Saying there is no reason why people should not take Chantix even though they have a history of mental illness, Dr. Martina Flammer, the pharmaceutical company’s senior medical director, urges patients to notify their prescribing physician of any mental conditions before taking the drug.
The US Food and Drug Administration (FDA) first began investigating the drug after reports were filed that described psychiatric events, including suicidal thoughts, from patients taking Chantix. The FDA investigation led to labeling changes for Chantix that call for monitoring a patient for unusual behaviors.

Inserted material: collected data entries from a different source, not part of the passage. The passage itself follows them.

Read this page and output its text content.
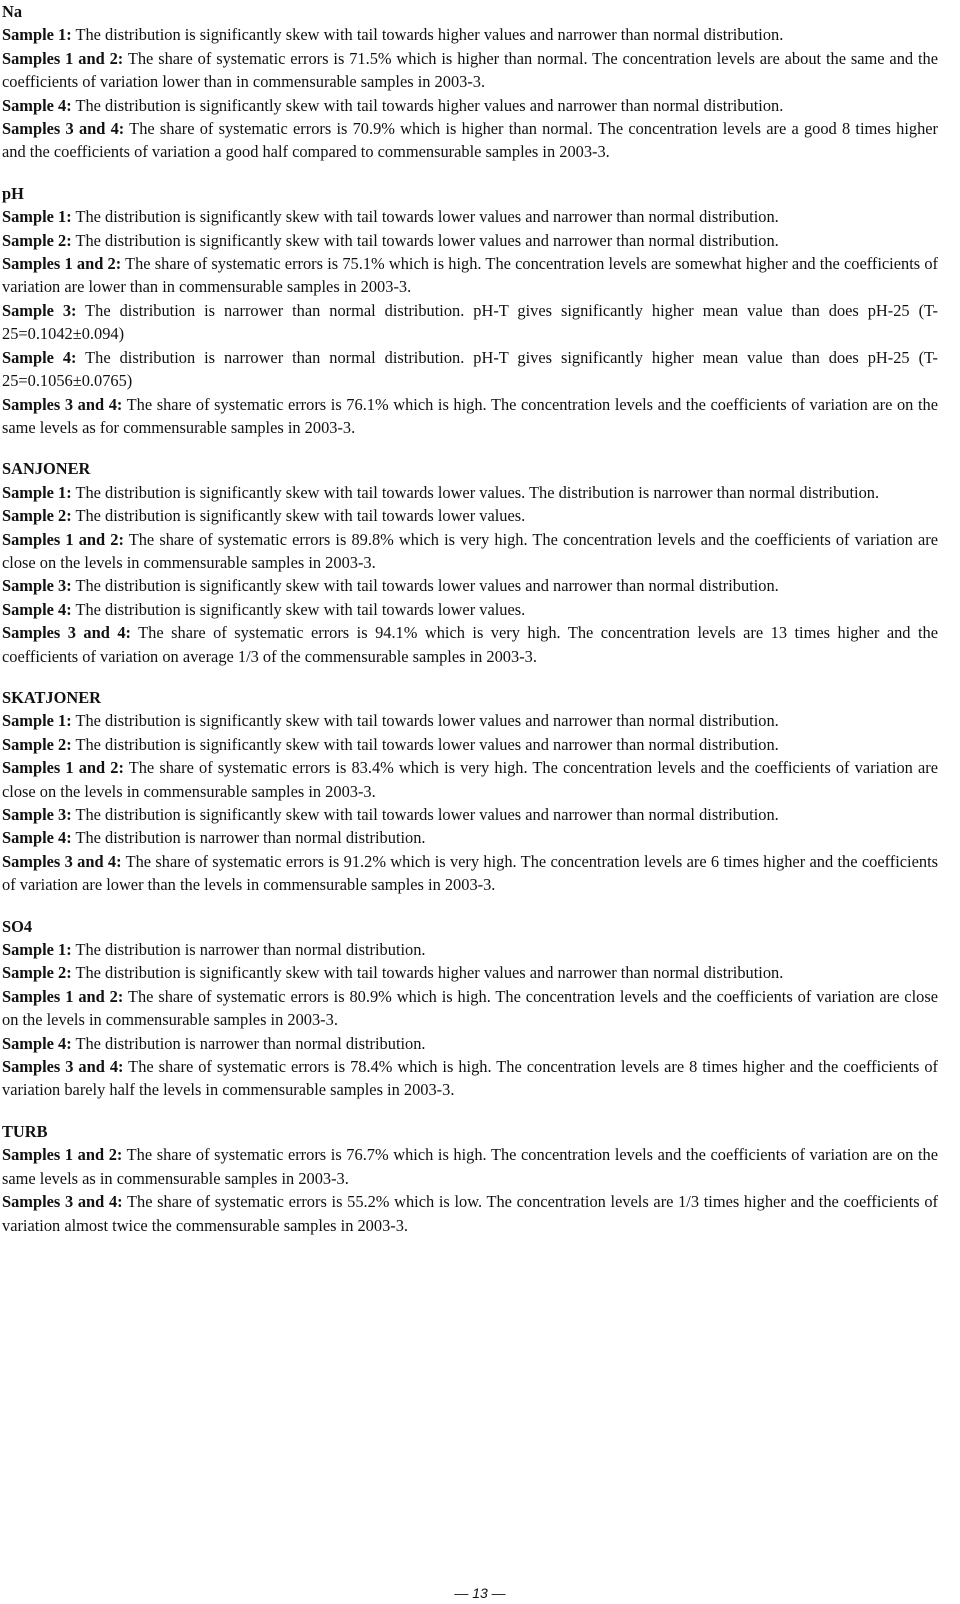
Na

Sample 1: The distribution is significantly skew with tail towards higher values and narrower than normal distribution.

Samples 1 and 2: The share of systematic errors is 71.5% which is higher than normal. The concentration levels are about the same and the coefficients of variation lower than in commensurable samples in 2003-3.

Sample 4: The distribution is significantly skew with tail towards higher values and narrower than normal distribution.

Samples 3 and 4: The share of systematic errors is 70.9% which is higher than normal. The concentration levels are a good 8 times higher and the coefficients of variation a good half compared to commensurable samples in 2003-3.

pH

Sample 1: The distribution is significantly skew with tail towards lower values and narrower than normal distribution.

Sample 2: The distribution is significantly skew with tail towards lower values and narrower than normal distribution.

Samples 1 and 2: The share of systematic errors is 75.1% which is high. The concentration levels are somewhat higher and the coefficients of variation are lower than in commensurable samples in 2003-3.

Sample 3: The distribution is narrower than normal distribution. pH-T gives significantly higher mean value than does pH-25 (T-25=0.1042±0.094)

Sample 4: The distribution is narrower than normal distribution. pH-T gives significantly higher mean value than does pH-25 (T-25=0.1056±0.0765)

Samples 3 and 4: The share of systematic errors is 76.1% which is high. The concentration levels and the coefficients of variation are on the same levels as for commensurable samples in 2003-3.

SANJONER

Sample 1: The distribution is significantly skew with tail towards lower values. The distribution is narrower than normal distribution.

Sample 2: The distribution is significantly skew with tail towards lower values.

Samples 1 and 2: The share of systematic errors is 89.8% which is very high. The concentration levels and the coefficients of variation are close on the levels in commensurable samples in 2003-3.

Sample 3: The distribution is significantly skew with tail towards lower values and narrower than normal distribution.

Sample 4: The distribution is significantly skew with tail towards lower values.

Samples 3 and 4: The share of systematic errors is 94.1% which is very high. The concentration levels are 13 times higher and the coefficients of variation on average 1/3 of the commensurable samples in 2003-3.

SKATJONER

Sample 1: The distribution is significantly skew with tail towards lower values and narrower than normal distribution.

Sample 2: The distribution is significantly skew with tail towards lower values and narrower than normal distribution.

Samples 1 and 2: The share of systematic errors is 83.4% which is very high. The concentration levels and the coefficients of variation are close on the levels in commensurable samples in 2003-3.

Sample 3: The distribution is significantly skew with tail towards lower values and narrower than normal distribution.

Sample 4: The distribution is narrower than normal distribution.

Samples 3 and 4: The share of systematic errors is 91.2% which is very high. The concentration levels are 6 times higher and the coefficients of variation are lower than the levels in commensurable samples in 2003-3.

SO4

Sample 1: The distribution is narrower than normal distribution.

Sample 2: The distribution is significantly skew with tail towards higher values and narrower than normal distribution.

Samples 1 and 2: The share of systematic errors is 80.9% which is high. The concentration levels and the coefficients of variation are close on the levels in commensurable samples in 2003-3.

Sample 4: The distribution is narrower than normal distribution.

Samples 3 and 4: The share of systematic errors is 78.4% which is high. The concentration levels are 8 times higher and the coefficients of variation barely half the levels in commensurable samples in 2003-3.

TURB

Samples 1 and 2: The share of systematic errors is 76.7% which is high. The concentration levels and the coefficients of variation are on the same levels as in commensurable samples in 2003-3.

Samples 3 and 4: The share of systematic errors is 55.2% which is low. The concentration levels are 1/3 times higher and the coefficients of variation almost twice the commensurable samples in 2003-3.

— 13 —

In May, the Federal Aviation Administration (FAA) declared a ban on the use of the prescription drug for all pilots and air traffic controllers. The ban came after a report from a non-profit group issued warnings of serious side effects associated with Chantix.
Unlike Zyban, another drug prescribed to quell the urge to smoke, Chantix binds itself to the same receptors in the brain that nicotine does, thereby blocking the ability of nicotine to bind to these receptors. In the process, Chantix triggers the release of dopamine, a chemical known for causing feelings of euphoria. Zyban interacts with chemicals that occur naturally in the brain and does not interfere with the brain’s nicotine receptors.
In its Thursday announcement, Pfizer said it is in the process of conducting additional studies that include people diagnosed with schizophrenia as well as those with heart disease, emphysema, and adolescents. The company announced plans to release detailed analysis by the end of the year of any psychiatric events documented in any patient using Chantix.
Pfizer claims its earlier independent studies produced no increased incidence of psychiatric event in people taking Chantix versus a placebo but David Gonzales says the earlier trials deliberately excluded schizophrenics and other patients with mental illnesses. Gonzales led the earlier trials and is co-director of the Smoking Cessation Center at Oregon Health & Science University.
During 2007, Pfizer’s pharmaceutical sales revenue topped $44 billion, $883 million of which came from the sales of Chantix, one of its newest and best-selling drugs.